The traditional role of a UX designer
The traditional UX process is waterfall. A linear approach, where each person responsible in the design of a website has a job to do, and they would only begin theirs once the last person had finished. A bit like a relay race, and everyone really only wants to see the last leg.
It went: UX (understanding people’s needs and interpreting them) > Visual Design (creating beautiful, usable interfaces) > Development (the hard bit where you see the ‘real’ thing).
Why the role is changing
Waterfall just wasn’t delivering against clients needs. It was putting too much onus on the development teams, responsible for the actual build and launch of the website. More often than not, finding that they wouldn’t have enough time to meet deadlines. Compromises would be made, and quality ultimately suffering. This meant wireframes rarely looked like their built counterparts and expectations weren’t met. Something had to give —enter Agile.
Agile in UX
Development teams have been working using Agile methodologies for a number of years now. Iterating on their work, improving it incrementally through time boxed sprints. Applying this process to UX design would certainly make it more efficient. Removing the slow paced process of creating bloated wireframes, turned into graphical user interfaces and finally code.
By merging the disciplines, you don’t only work more efficiently, but are more likely to start delivering value to your clients quicker. At the same time, breaking down the inter-disciplinary walls and building stronger teams.
The new activities a UXer is supposed to undertake
With the design decision making process squeezed into sprints, UX designers now have to create solutions to needs against singular or grouped user stories. Focusing their time thinking about solving singular problems rather than trying to design an entire website at once.

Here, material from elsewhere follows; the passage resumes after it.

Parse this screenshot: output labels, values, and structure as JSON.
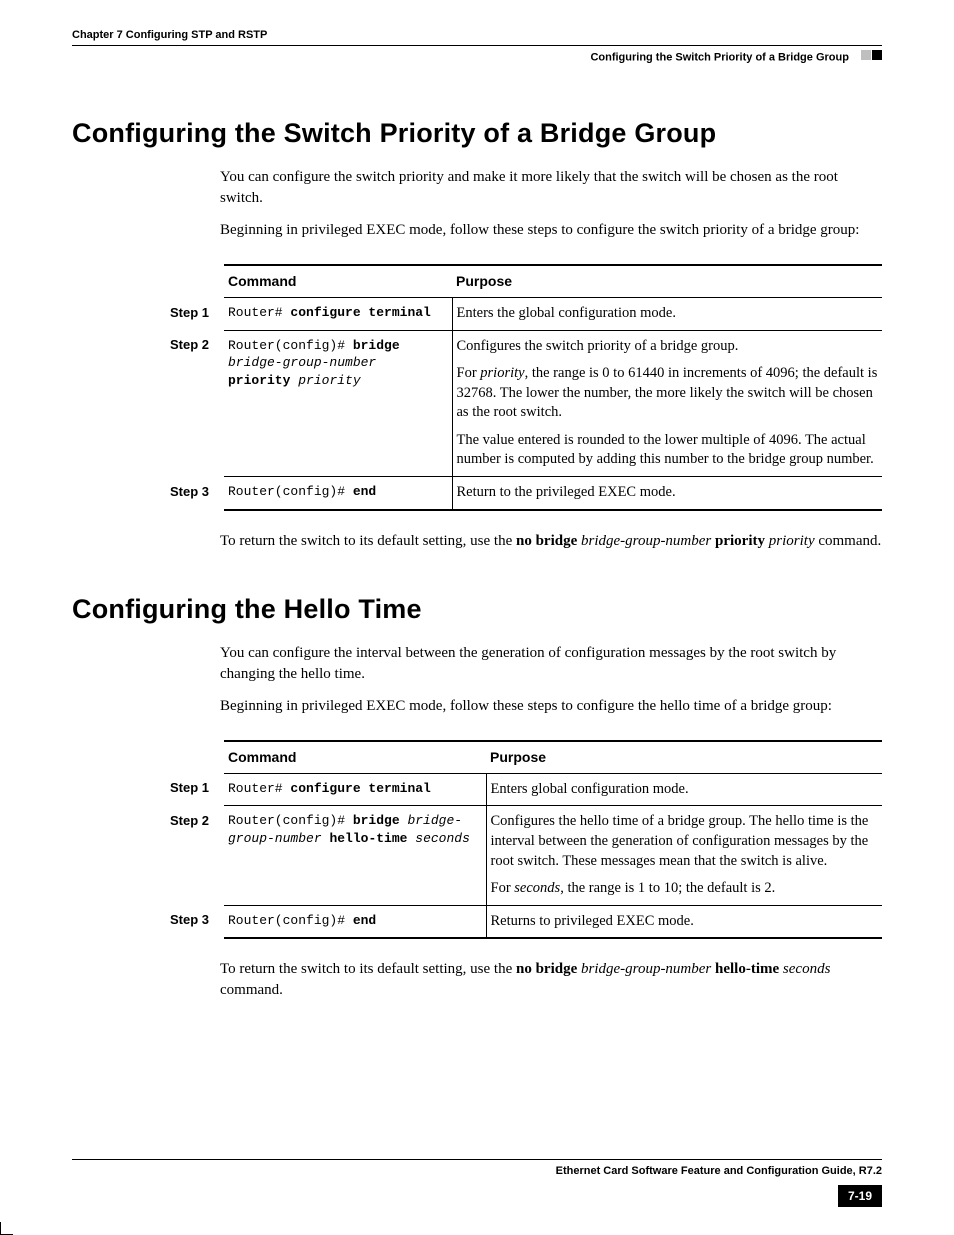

Working together with the other disciplines at the same time allows for more brains to be able to work on a solution. This is extremely important, because it isn’t always the UXer who has all the good ideas. I find that actually they can come from anyone in the team.
So instead of creating artefacts such as wireframes, what is a UX designer expected to do and produce?
- Sketches! From the high level candidate sketches we create when we estimate the sprint to detailed content hierarchies, we do a whole lot more sketching. Actually, I don’t tend to take a design any further than sketching.
- Create a copywriting brief for each user story to enable a copywriter to develop compelling copy that would slot seamlessly into the designs without diluting the experience — no lorem ipsum here!
- The designer and myself also work together on a similar brief for a photographer. Not a luxury you always get when building websites.
- Input content from the copywriter into the CMS.
- Testing and QA — review the built interfaces, make sure quality is high and the user needs are represented through the content. Also taking a step backwards to see how an experience slots together holistically.
What this means
What is really nice about this process is making sure the users needs are delivered all the way through to design, by consulting the development team throughout. Balancing these with the business needs, by also working more closely with the client (acting as a Product Owner) than we would on a waterfall project — meant the removal of a big bang reveal.
It feels like much fairer way of working (particularly on our dev pals). However, the pace is fast and you have to be constantly thinking on your feet and solving problems as soon as they arise. This puts more responsibility on UX designers (and visual designers alike) than ever before. Is this a bad thing? No I don’t think so. Just a paradigm shift in the way we work — and isn’t that something we tend to help our clients do?